A Win for School Choice

Here’s a lame duck bill that’s not so lame: yesterday the Assembly Education Committee approved S2982, a bill sponsored by Senator Shirley Turner that revives the Interdistrict Public School Choice Program Act of 1999, a five-year pilot program that allowed children to cross district lines if a school was willing to take them. Its reincarnation is apparently due to Christie’s platform of school choice and Race To The Top’s emphasis on reform.

You can read annual reports of the School Choice Act from 2000-2004, after which the pilot program expired, although 850 kids still participate. Reviews have been mostly positive. Recommendations from the reviews of the pilot program mostly involve expanding the number of choice schools (the original legislation limited the number to one from each county and only 15 counties participated) and expanding the quota of kids allowed (up to 2% of each grade of the sending school’s population). Here’s an example of one of the recommendations:
Sending districts are not consistent when they calculate their enrollment restriction percentages pursuant to N.J.S.A. 18A:36B-8(b). In some sending districts, the grade levels are so small that any calculation does not yield a whole student. These districts do not want to allow any students to participate in the school choice program. In other sending districts, the calculation yields whole students and then percentages of a student, for example 4.2 students. In one sending district, the percentage calculation yielded 1.5 students and there were three students in the lottery with two of those students twins. The district made a determination that only one student was eligible and one of the twins won the lottery. Eventually the sending district allowed the other twin to go to the choice district. This provision needs to be clarified.
The new bill, by the way, raises the number of kids allowed to transfer to 10% of any grade or 15% of any district.

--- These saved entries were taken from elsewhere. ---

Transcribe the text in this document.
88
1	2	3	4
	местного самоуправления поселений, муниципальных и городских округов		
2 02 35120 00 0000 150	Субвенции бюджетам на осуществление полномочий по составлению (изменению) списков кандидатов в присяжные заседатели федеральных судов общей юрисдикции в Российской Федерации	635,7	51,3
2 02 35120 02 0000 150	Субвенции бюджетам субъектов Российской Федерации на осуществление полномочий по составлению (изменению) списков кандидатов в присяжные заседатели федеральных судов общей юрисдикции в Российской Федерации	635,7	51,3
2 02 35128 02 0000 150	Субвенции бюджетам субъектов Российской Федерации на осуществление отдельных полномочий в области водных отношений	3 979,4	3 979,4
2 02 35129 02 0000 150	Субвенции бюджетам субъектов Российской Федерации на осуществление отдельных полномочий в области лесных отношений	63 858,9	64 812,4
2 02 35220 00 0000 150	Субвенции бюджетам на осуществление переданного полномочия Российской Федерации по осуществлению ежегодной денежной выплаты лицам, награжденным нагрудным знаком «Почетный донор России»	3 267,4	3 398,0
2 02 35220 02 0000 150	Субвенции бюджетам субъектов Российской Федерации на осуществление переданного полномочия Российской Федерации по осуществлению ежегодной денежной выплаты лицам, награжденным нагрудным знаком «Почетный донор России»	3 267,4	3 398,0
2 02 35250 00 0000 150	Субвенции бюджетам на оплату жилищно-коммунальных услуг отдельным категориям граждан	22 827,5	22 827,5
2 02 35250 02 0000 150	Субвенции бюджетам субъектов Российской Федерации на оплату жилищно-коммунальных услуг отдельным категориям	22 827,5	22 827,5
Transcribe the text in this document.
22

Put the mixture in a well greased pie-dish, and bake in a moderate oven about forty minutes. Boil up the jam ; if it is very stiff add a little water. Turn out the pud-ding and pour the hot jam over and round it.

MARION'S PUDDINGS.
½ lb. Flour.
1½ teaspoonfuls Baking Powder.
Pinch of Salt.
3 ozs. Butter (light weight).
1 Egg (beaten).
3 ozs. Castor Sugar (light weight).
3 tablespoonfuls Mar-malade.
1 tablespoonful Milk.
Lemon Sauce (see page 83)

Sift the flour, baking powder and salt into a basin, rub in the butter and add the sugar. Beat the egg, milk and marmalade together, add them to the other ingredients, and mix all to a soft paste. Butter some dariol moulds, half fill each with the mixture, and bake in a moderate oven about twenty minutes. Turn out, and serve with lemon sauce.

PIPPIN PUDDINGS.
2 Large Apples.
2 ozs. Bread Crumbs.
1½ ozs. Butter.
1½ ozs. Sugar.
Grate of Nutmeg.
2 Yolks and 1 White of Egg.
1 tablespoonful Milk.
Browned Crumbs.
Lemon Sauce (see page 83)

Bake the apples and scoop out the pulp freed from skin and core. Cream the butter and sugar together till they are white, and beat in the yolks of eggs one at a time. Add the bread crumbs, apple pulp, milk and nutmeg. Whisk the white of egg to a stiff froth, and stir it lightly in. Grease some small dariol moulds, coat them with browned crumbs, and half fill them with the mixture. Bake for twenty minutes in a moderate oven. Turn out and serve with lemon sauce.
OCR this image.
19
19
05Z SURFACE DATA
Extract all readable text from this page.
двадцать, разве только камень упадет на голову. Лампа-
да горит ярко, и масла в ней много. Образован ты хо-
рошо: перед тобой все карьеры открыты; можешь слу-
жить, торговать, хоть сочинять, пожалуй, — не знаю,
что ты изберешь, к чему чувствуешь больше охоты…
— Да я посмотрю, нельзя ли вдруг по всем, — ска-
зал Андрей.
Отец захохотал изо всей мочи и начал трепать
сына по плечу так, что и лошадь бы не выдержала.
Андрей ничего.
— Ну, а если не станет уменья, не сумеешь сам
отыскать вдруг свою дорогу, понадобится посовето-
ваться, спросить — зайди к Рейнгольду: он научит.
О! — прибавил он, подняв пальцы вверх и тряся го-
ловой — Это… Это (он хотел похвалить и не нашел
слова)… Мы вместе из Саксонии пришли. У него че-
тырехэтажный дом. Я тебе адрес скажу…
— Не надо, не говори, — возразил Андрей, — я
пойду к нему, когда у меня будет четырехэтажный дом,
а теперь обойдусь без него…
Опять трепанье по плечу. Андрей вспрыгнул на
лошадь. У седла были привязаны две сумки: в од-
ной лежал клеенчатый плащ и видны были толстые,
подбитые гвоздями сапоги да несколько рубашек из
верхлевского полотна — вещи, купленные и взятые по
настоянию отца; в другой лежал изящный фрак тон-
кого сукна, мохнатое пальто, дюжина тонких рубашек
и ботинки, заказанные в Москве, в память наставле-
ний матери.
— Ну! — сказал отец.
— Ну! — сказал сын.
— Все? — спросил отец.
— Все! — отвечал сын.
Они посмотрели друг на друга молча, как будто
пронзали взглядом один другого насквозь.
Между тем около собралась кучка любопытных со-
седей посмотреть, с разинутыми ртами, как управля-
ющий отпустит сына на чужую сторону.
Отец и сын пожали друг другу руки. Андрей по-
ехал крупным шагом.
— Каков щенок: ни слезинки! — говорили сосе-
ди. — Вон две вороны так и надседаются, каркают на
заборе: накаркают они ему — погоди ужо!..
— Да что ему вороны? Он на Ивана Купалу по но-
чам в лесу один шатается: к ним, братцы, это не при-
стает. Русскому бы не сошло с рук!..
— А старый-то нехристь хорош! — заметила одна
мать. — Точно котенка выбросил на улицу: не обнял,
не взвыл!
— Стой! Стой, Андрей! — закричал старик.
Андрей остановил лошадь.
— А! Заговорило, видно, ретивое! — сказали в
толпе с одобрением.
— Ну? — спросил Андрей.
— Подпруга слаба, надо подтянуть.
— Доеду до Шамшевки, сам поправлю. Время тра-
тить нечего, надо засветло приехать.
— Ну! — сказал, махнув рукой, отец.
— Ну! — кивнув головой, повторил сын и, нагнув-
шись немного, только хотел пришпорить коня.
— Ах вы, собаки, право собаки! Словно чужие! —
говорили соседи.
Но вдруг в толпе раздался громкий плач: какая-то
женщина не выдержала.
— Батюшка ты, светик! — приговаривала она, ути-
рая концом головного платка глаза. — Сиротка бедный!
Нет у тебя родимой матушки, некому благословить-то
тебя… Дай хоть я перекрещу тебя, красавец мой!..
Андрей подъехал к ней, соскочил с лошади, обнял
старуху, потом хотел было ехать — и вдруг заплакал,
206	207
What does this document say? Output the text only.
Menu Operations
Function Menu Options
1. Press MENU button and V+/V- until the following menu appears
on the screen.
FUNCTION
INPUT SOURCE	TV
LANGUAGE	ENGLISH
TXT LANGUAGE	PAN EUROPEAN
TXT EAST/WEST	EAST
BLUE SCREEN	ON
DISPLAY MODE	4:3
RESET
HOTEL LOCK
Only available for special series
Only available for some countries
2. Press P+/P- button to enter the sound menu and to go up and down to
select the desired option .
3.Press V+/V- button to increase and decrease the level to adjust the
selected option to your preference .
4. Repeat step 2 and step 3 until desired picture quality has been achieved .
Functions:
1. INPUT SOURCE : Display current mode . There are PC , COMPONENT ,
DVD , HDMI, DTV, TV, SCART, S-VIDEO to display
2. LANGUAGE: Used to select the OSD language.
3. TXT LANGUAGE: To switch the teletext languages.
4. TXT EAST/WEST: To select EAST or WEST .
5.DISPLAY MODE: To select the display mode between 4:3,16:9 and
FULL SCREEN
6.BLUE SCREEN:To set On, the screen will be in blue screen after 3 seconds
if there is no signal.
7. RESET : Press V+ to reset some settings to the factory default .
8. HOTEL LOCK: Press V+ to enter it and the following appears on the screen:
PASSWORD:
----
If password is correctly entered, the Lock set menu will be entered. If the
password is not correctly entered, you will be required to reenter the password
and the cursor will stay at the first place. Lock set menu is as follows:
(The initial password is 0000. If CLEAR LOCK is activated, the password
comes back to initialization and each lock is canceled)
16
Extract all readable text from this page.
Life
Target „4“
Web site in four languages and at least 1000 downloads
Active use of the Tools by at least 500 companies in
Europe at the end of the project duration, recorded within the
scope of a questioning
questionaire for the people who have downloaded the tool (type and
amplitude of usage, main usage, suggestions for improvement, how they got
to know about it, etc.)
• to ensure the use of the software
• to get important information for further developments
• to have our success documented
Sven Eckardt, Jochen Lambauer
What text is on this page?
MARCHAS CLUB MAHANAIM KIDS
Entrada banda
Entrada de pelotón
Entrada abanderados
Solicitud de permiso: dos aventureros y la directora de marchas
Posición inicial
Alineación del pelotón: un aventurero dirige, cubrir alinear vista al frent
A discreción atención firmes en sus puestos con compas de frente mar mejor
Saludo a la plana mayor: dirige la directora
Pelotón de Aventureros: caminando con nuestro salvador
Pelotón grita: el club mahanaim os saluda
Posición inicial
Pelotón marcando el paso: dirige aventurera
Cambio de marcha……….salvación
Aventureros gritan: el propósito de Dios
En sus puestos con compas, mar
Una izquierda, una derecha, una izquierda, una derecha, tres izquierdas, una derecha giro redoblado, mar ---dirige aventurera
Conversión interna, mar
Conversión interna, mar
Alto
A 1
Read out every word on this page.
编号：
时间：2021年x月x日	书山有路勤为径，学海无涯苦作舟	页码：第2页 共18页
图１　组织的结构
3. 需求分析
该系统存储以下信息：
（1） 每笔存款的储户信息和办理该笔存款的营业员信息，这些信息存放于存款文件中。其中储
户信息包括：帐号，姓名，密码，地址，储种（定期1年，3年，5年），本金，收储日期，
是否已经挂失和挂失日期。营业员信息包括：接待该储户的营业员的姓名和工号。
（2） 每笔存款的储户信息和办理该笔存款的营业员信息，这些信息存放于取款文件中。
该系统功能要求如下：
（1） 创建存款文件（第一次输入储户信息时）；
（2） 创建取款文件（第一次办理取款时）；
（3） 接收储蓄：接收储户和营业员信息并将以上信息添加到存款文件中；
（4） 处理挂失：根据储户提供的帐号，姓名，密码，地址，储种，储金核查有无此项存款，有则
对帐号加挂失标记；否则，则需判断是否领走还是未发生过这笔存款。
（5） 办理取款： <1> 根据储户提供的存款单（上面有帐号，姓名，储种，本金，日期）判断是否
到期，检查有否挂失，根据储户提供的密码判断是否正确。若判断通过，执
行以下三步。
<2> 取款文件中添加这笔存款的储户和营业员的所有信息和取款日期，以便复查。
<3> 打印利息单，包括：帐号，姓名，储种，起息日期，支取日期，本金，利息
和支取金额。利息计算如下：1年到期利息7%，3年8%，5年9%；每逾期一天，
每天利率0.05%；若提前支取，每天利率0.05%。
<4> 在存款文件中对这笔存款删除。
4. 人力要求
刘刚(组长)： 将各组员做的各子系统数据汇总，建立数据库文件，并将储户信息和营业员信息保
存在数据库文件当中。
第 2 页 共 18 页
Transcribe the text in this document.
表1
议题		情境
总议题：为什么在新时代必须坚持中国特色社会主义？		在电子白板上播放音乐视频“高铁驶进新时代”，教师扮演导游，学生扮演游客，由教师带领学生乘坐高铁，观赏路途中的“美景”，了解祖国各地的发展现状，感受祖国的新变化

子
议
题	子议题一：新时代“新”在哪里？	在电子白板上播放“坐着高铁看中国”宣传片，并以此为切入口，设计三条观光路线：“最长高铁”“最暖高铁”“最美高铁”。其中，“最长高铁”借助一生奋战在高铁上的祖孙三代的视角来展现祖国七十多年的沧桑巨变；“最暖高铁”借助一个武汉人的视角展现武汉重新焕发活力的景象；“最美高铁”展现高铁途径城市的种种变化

At any rate, it’s a good sign that we’re reviving this program, one of the very few ways public school kids in New Jersey have of exercising school choice and escaping the gallows of their zip code. (Are we hyperbolic? Newsflash: Camden just won the award of most dangerous city in the country.) Nonetheless, there are naysayers. From the Star-Ledger:
"The concern we have is ... if enough kids were to move out of a district in one grade or school ... it could lead to a cut in services or programs for kids left behind," said NJEA spokesman Steven Baker. "It was never intended to harm the students who were not taking advantage of the program."
And from the Press of Atlantic City:
Ginger Gold Schnitzer of the NJEA said the organization supports choice, but is worried that the higher percentage could hurt the schools in other small districts if they lose a lot of students.
Schnitzer unsuccessfully lobbied Senator Turner to hold off a vote on the bill or to lower the quota of kids allowed to participate. Let’s hope the Legislature has the cojones to resist inevitable pressure to do the same. It's the right bill at the right time.